Estos días ha llegado la noticia de un acuerdo en la Unión Europea para el endurecimiento de las fronteras y dificultar así la llegada de inmigración irregular, algo que preocupa a las organizaciones especializadas en proteger a los inmigrantes y que complica un poco más la política de acogida. Una tendencia que no extraña en un mundo que se cierra al prójimo y que hace bandera de la libertad, de la igualdad y que se olvida cada vez más de la fraternidad –porque cuando hay dinero de por medio, ya no interesa–. Y que muestra que los problemas de los inmigrantes no se rentabilizan tanto como otros.
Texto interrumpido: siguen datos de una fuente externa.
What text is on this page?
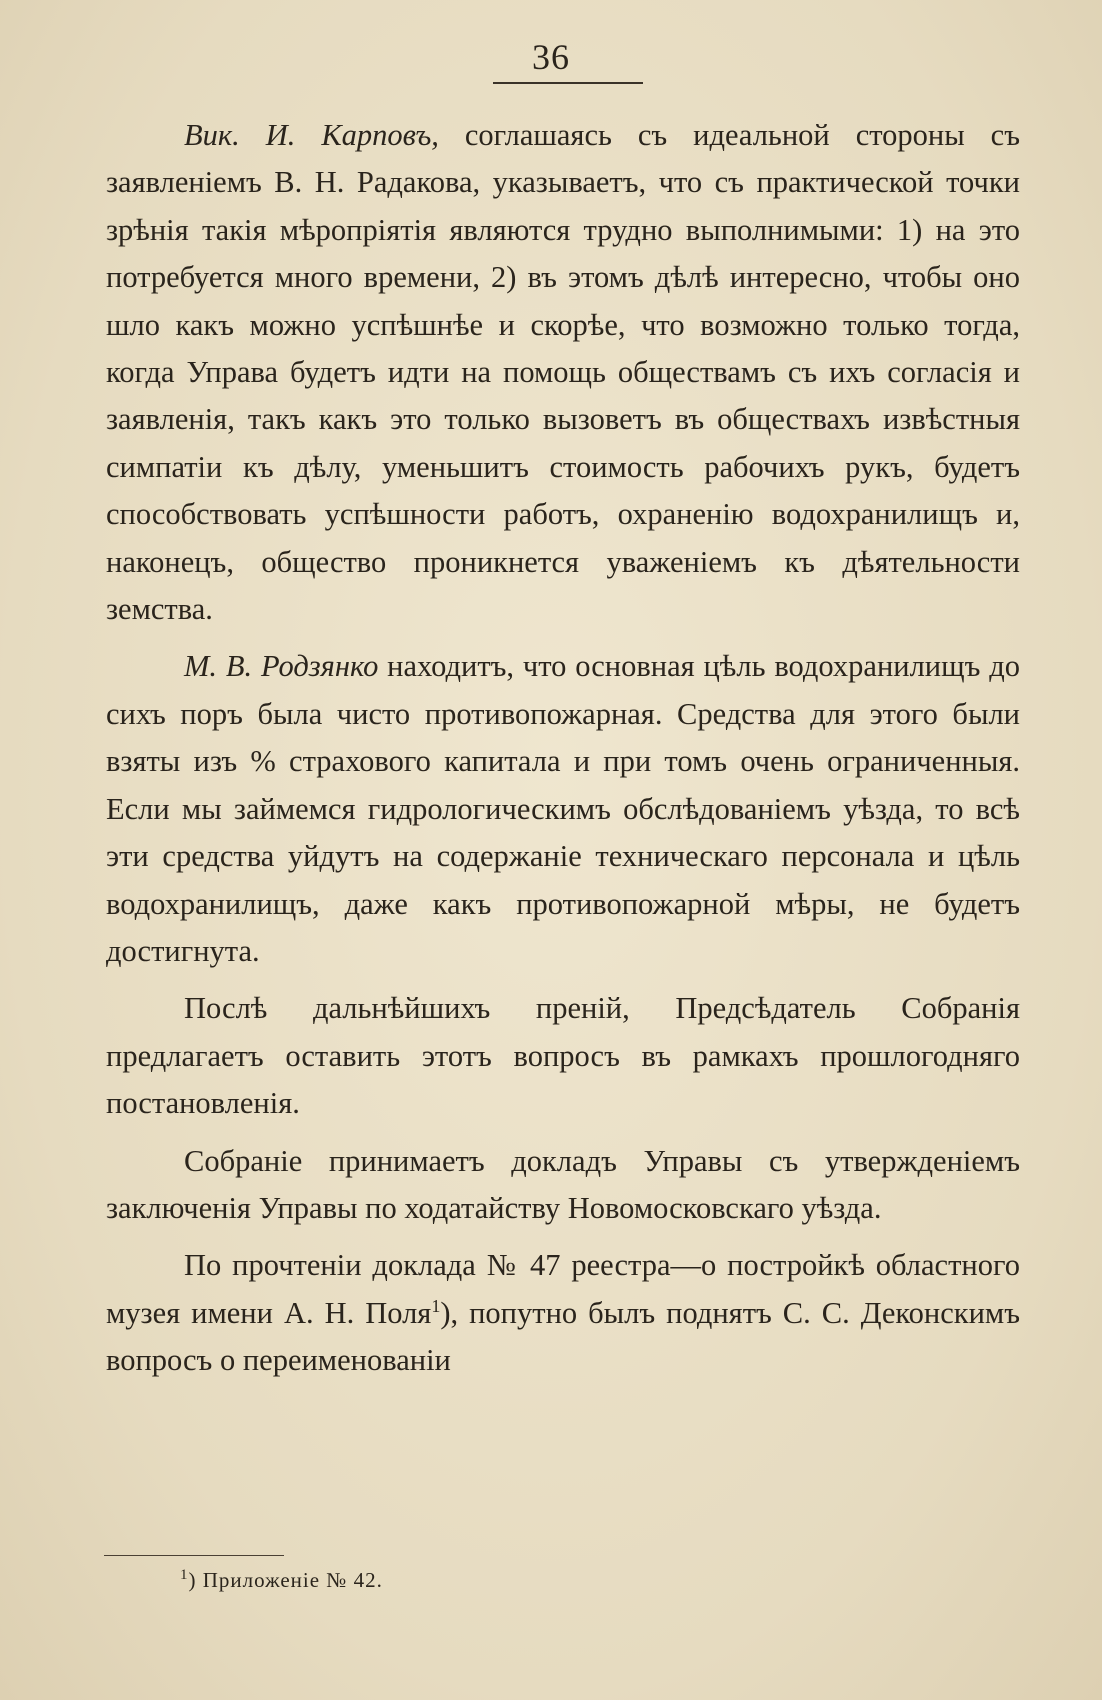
36

Вик. И. Карповъ, соглашаясь съ идеальной стороны съ заявленіемъ В. Н. Радакова, указываетъ, что съ практической точки зрѣнія такія мѣропріятія являются трудно выполнимыми: 1) на это потребуется много времени, 2) въ этомъ дѣлѣ интересно, чтобы оно шло какъ можно успѣшнѣе и скорѣе, что возможно только тогда, когда Управа будетъ идти на помощь обществамъ съ ихъ согласія и заявленія, такъ какъ это только вызоветъ въ обществахъ извѣстныя симпатіи къ дѣлу, уменьшитъ стоимость рабочихъ рукъ, будетъ способствовать успѣшности работъ, охраненію водохранилищъ и, наконецъ, общество проникнется уваженіемъ къ дѣятельности земства.

М. В. Родзянко находитъ, что основная цѣль водохранилищъ до сихъ поръ была чисто противопожарная. Средства для этого были взяты изъ % страхового капитала и при томъ очень ограниченныя. Если мы займемся гидрологическимъ обслѣдованіемъ уѣзда, то всѣ эти средства уйдутъ на содержаніе техническаго персонала и цѣль водохранилищъ, даже какъ противопожарной мѣры, не будетъ достигнута.

Послѣ дальнѣйшихъ преній, Предсѣдатель Собранія предлагаетъ оставить этотъ вопросъ въ рамкахъ прошлогодняго постановленія.

Собраніе принимаетъ докладъ Управы съ утвержденіемъ заключенія Управы по ходатайству Новомосковскаго уѣзда.

По прочтеніи доклада № 47 реестра—о постройкѣ областного музея имени А. Н. Поля$^1$), попутно былъ поднятъ С. С. Деконскимъ вопросъ о переименованіи

$^1$) Приложеніе № 42.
En estos días de Navidad hay poco espacio para pararse y reflexionar, más bien, por desgracia, es tiempo de mucha discusión apasionada, de largas sobremesas y de comentarios a lo bruto. Además, políticos y medios de comunicación nos surten a menudo de problemas secundarios y debates irrelevantes. Pero debemos reconocer con honestidad que nuestra Navidad será más auténtica si somos capaces de pararnos y darnos cuenta de que hay gente que esta Navidad vivirá lejos de sus familias, que quizás viven en un país que no es el suyo y que para ellos la alegría profunda y la esperanza aún están por venir.

No olvidemos que también Jesús, María y José también fueron refugiados en tierra extraña y que vivieron en la intemperie porque había gente que tenía miedo, que desconfiaba de ellos y que pensaban que los extranjeros les iban a invadir. Cada uno tiene su ideología y su modo de solucionar las cosas –es justo– pero también es más que necesario asumir que para abrirnos al misterio de Dios, también es necesario abrirse al rostro del prójimo que llama a nuestra puerta pidiendo ayuda, sea del color que sea.

La Historia se repite, 20 siglos después.